The 2016 Australian Bureau of Statistics Census estimates that 39% of Victorians counted as experiencing homelessness on Census night were under 25 years old. The fact that 9742 young people are without a home can come as a shock as the issue is largely invisible.
While there are many young people sleeping rough on the street, many more are staying:
- at a friend’s place for a few nights (sleeping on the couch)
- in emergency accommodation or rooming houses
- in caravan parks or improvised dwellings
Statistics show high rates of youth homelessness, however, the figures available are only the tip of the iceberg as many young people (and young families) are couch surfing or staying in temporary or unsuitable accommodation and so don't qualify as being homeless.

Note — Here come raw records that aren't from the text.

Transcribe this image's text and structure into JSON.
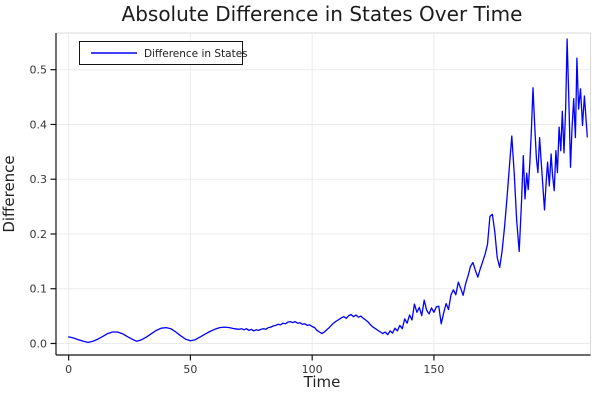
{
  "figure": {
    "background": "#ffffff"
  },
  "chart_data": {
    "type": "line",
    "title": "Absolute Difference in States Over Time",
    "xlabel": "Time",
    "ylabel": "Difference",
    "grid": true,
    "legend": {
      "position": "top-left",
      "entries": [
        "Difference in States"
      ]
    },
    "xlim": [
      -5.2,
      214.3
    ],
    "ylim": [
      -0.021,
      0.567
    ],
    "x_ticks": [
      0,
      50,
      100,
      150
    ],
    "x_tick_labels": [
      "0",
      "50",
      "100",
      "150"
    ],
    "y_ticks": [
      0.0,
      0.1,
      0.2,
      0.3,
      0.4,
      0.5
    ],
    "y_tick_labels": [
      "0.0",
      "0.1",
      "0.2",
      "0.3",
      "0.4",
      "0.5"
    ],
    "colors": {
      "series": "#0000FF",
      "grid": "#ebebeb",
      "spine": "#131313",
      "border": "#d8d8d8",
      "title_text": "#1c1c1c",
      "tick_text": "#363636",
      "label_text": "#222222",
      "legend_border": "#131313",
      "legend_bg": "#ffffff"
    },
    "series": [
      {
        "name": "Difference in States",
        "color": "#0000FF",
        "points": [
          [
            0,
            0.012
          ],
          [
            2,
            0.01
          ],
          [
            4,
            0.007
          ],
          [
            6,
            0.004
          ],
          [
            8,
            0.002
          ],
          [
            10,
            0.004
          ],
          [
            12,
            0.008
          ],
          [
            14,
            0.013
          ],
          [
            16,
            0.018
          ],
          [
            18,
            0.021
          ],
          [
            20,
            0.021
          ],
          [
            22,
            0.018
          ],
          [
            24,
            0.013
          ],
          [
            26,
            0.008
          ],
          [
            28,
            0.004
          ],
          [
            30,
            0.007
          ],
          [
            32,
            0.012
          ],
          [
            34,
            0.018
          ],
          [
            36,
            0.024
          ],
          [
            38,
            0.028
          ],
          [
            40,
            0.029
          ],
          [
            42,
            0.027
          ],
          [
            44,
            0.021
          ],
          [
            46,
            0.014
          ],
          [
            48,
            0.008
          ],
          [
            50,
            0.005
          ],
          [
            52,
            0.007
          ],
          [
            54,
            0.012
          ],
          [
            56,
            0.017
          ],
          [
            58,
            0.022
          ],
          [
            60,
            0.026
          ],
          [
            62,
            0.029
          ],
          [
            64,
            0.03
          ],
          [
            66,
            0.029
          ],
          [
            68,
            0.027
          ],
          [
            70,
            0.026
          ],
          [
            71,
            0.027
          ],
          [
            72,
            0.025
          ],
          [
            73,
            0.027
          ],
          [
            74,
            0.024
          ],
          [
            75,
            0.026
          ],
          [
            76,
            0.023
          ],
          [
            77,
            0.025
          ],
          [
            78,
            0.024
          ],
          [
            79,
            0.026
          ],
          [
            80,
            0.027
          ],
          [
            81,
            0.026
          ],
          [
            82,
            0.029
          ],
          [
            83,
            0.03
          ],
          [
            84,
            0.032
          ],
          [
            85,
            0.033
          ],
          [
            86,
            0.035
          ],
          [
            87,
            0.034
          ],
          [
            88,
            0.037
          ],
          [
            89,
            0.036
          ],
          [
            90,
            0.039
          ],
          [
            91,
            0.04
          ],
          [
            92,
            0.038
          ],
          [
            93,
            0.04
          ],
          [
            94,
            0.037
          ],
          [
            95,
            0.038
          ],
          [
            96,
            0.035
          ],
          [
            97,
            0.036
          ],
          [
            98,
            0.033
          ],
          [
            99,
            0.034
          ],
          [
            100,
            0.031
          ],
          [
            101,
            0.029
          ],
          [
            102,
            0.024
          ],
          [
            103,
            0.021
          ],
          [
            104,
            0.018
          ],
          [
            105,
            0.021
          ],
          [
            106,
            0.025
          ],
          [
            107,
            0.029
          ],
          [
            108,
            0.034
          ],
          [
            109,
            0.038
          ],
          [
            110,
            0.041
          ],
          [
            111,
            0.044
          ],
          [
            112,
            0.047
          ],
          [
            113,
            0.049
          ],
          [
            114,
            0.046
          ],
          [
            115,
            0.051
          ],
          [
            116,
            0.053
          ],
          [
            117,
            0.049
          ],
          [
            118,
            0.052
          ],
          [
            119,
            0.048
          ],
          [
            120,
            0.05
          ],
          [
            121,
            0.046
          ],
          [
            122,
            0.043
          ],
          [
            123,
            0.039
          ],
          [
            124,
            0.034
          ],
          [
            125,
            0.03
          ],
          [
            126,
            0.027
          ],
          [
            127,
            0.024
          ],
          [
            128,
            0.021
          ],
          [
            129,
            0.018
          ],
          [
            130,
            0.021
          ],
          [
            131,
            0.016
          ],
          [
            132,
            0.023
          ],
          [
            133,
            0.019
          ],
          [
            134,
            0.028
          ],
          [
            135,
            0.023
          ],
          [
            136,
            0.033
          ],
          [
            137,
            0.027
          ],
          [
            138,
            0.045
          ],
          [
            139,
            0.037
          ],
          [
            140,
            0.052
          ],
          [
            141,
            0.043
          ],
          [
            142,
            0.072
          ],
          [
            143,
            0.057
          ],
          [
            144,
            0.066
          ],
          [
            145,
            0.051
          ],
          [
            146,
            0.079
          ],
          [
            147,
            0.061
          ],
          [
            148,
            0.054
          ],
          [
            149,
            0.065
          ],
          [
            150,
            0.057
          ],
          [
            151,
            0.067
          ],
          [
            152,
            0.068
          ],
          [
            153,
            0.036
          ],
          [
            154,
            0.056
          ],
          [
            155,
            0.073
          ],
          [
            156,
            0.062
          ],
          [
            157,
            0.089
          ],
          [
            158,
            0.098
          ],
          [
            159,
            0.089
          ],
          [
            160,
            0.112
          ],
          [
            161,
            0.101
          ],
          [
            162,
            0.088
          ],
          [
            163,
            0.109
          ],
          [
            164,
            0.123
          ],
          [
            165,
            0.141
          ],
          [
            166,
            0.148
          ],
          [
            167,
            0.134
          ],
          [
            168,
            0.121
          ],
          [
            169,
            0.136
          ],
          [
            170,
            0.149
          ],
          [
            171,
            0.163
          ],
          [
            172,
            0.181
          ],
          [
            173,
            0.232
          ],
          [
            174,
            0.236
          ],
          [
            175,
            0.204
          ],
          [
            176,
            0.157
          ],
          [
            177,
            0.139
          ],
          [
            178,
            0.169
          ],
          [
            179,
            0.212
          ],
          [
            180,
            0.266
          ],
          [
            181,
            0.323
          ],
          [
            182,
            0.379
          ],
          [
            183,
            0.308
          ],
          [
            184,
            0.224
          ],
          [
            185,
            0.168
          ],
          [
            186,
            0.262
          ],
          [
            186.7,
            0.343
          ],
          [
            187.4,
            0.264
          ],
          [
            188.1,
            0.311
          ],
          [
            188.7,
            0.281
          ],
          [
            189.4,
            0.331
          ],
          [
            190,
            0.386
          ],
          [
            190.7,
            0.467
          ],
          [
            191.4,
            0.398
          ],
          [
            192.1,
            0.338
          ],
          [
            192.7,
            0.312
          ],
          [
            193.4,
            0.376
          ],
          [
            194.1,
            0.329
          ],
          [
            194.7,
            0.289
          ],
          [
            195.4,
            0.244
          ],
          [
            196.1,
            0.296
          ],
          [
            196.7,
            0.331
          ],
          [
            197.4,
            0.288
          ],
          [
            198.1,
            0.346
          ],
          [
            198.7,
            0.308
          ],
          [
            199.4,
            0.279
          ],
          [
            200.1,
            0.352
          ],
          [
            200.7,
            0.312
          ],
          [
            201.4,
            0.395
          ],
          [
            202.1,
            0.352
          ],
          [
            202.7,
            0.424
          ],
          [
            203.4,
            0.348
          ],
          [
            204.1,
            0.432
          ],
          [
            204.7,
            0.556
          ],
          [
            205.4,
            0.448
          ],
          [
            206.1,
            0.322
          ],
          [
            206.7,
            0.392
          ],
          [
            207.4,
            0.447
          ],
          [
            208.1,
            0.376
          ],
          [
            208.7,
            0.521
          ],
          [
            209.4,
            0.428
          ],
          [
            210.2,
            0.465
          ],
          [
            211,
            0.398
          ],
          [
            211.8,
            0.452
          ],
          [
            213,
            0.377
          ]
        ]
      }
    ]
  }
}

An increasing number of young people find themselves homeless due to family breakdown, lack of affordable housing, and family violence. This includes young people who are:
- pregnant or have children
- living with a physical or intellectual disability
- witnesses to or victims/survivors of neglect, bullying, abuse and violence
- at risk of or already living with mental health needs
- disengaged with education, training, employment, their family and/or community
It can be tough on young people who are homeless — they are more likely to remain unemployed, disengaged from school/uni, use drugs and alcohol, have poor health outcomes, be exploited by others, and remain homeless for extended periods. They also live constantly with feelings of grief, loss and guilt, and they feel disconnected and isolated from their family, friends and community.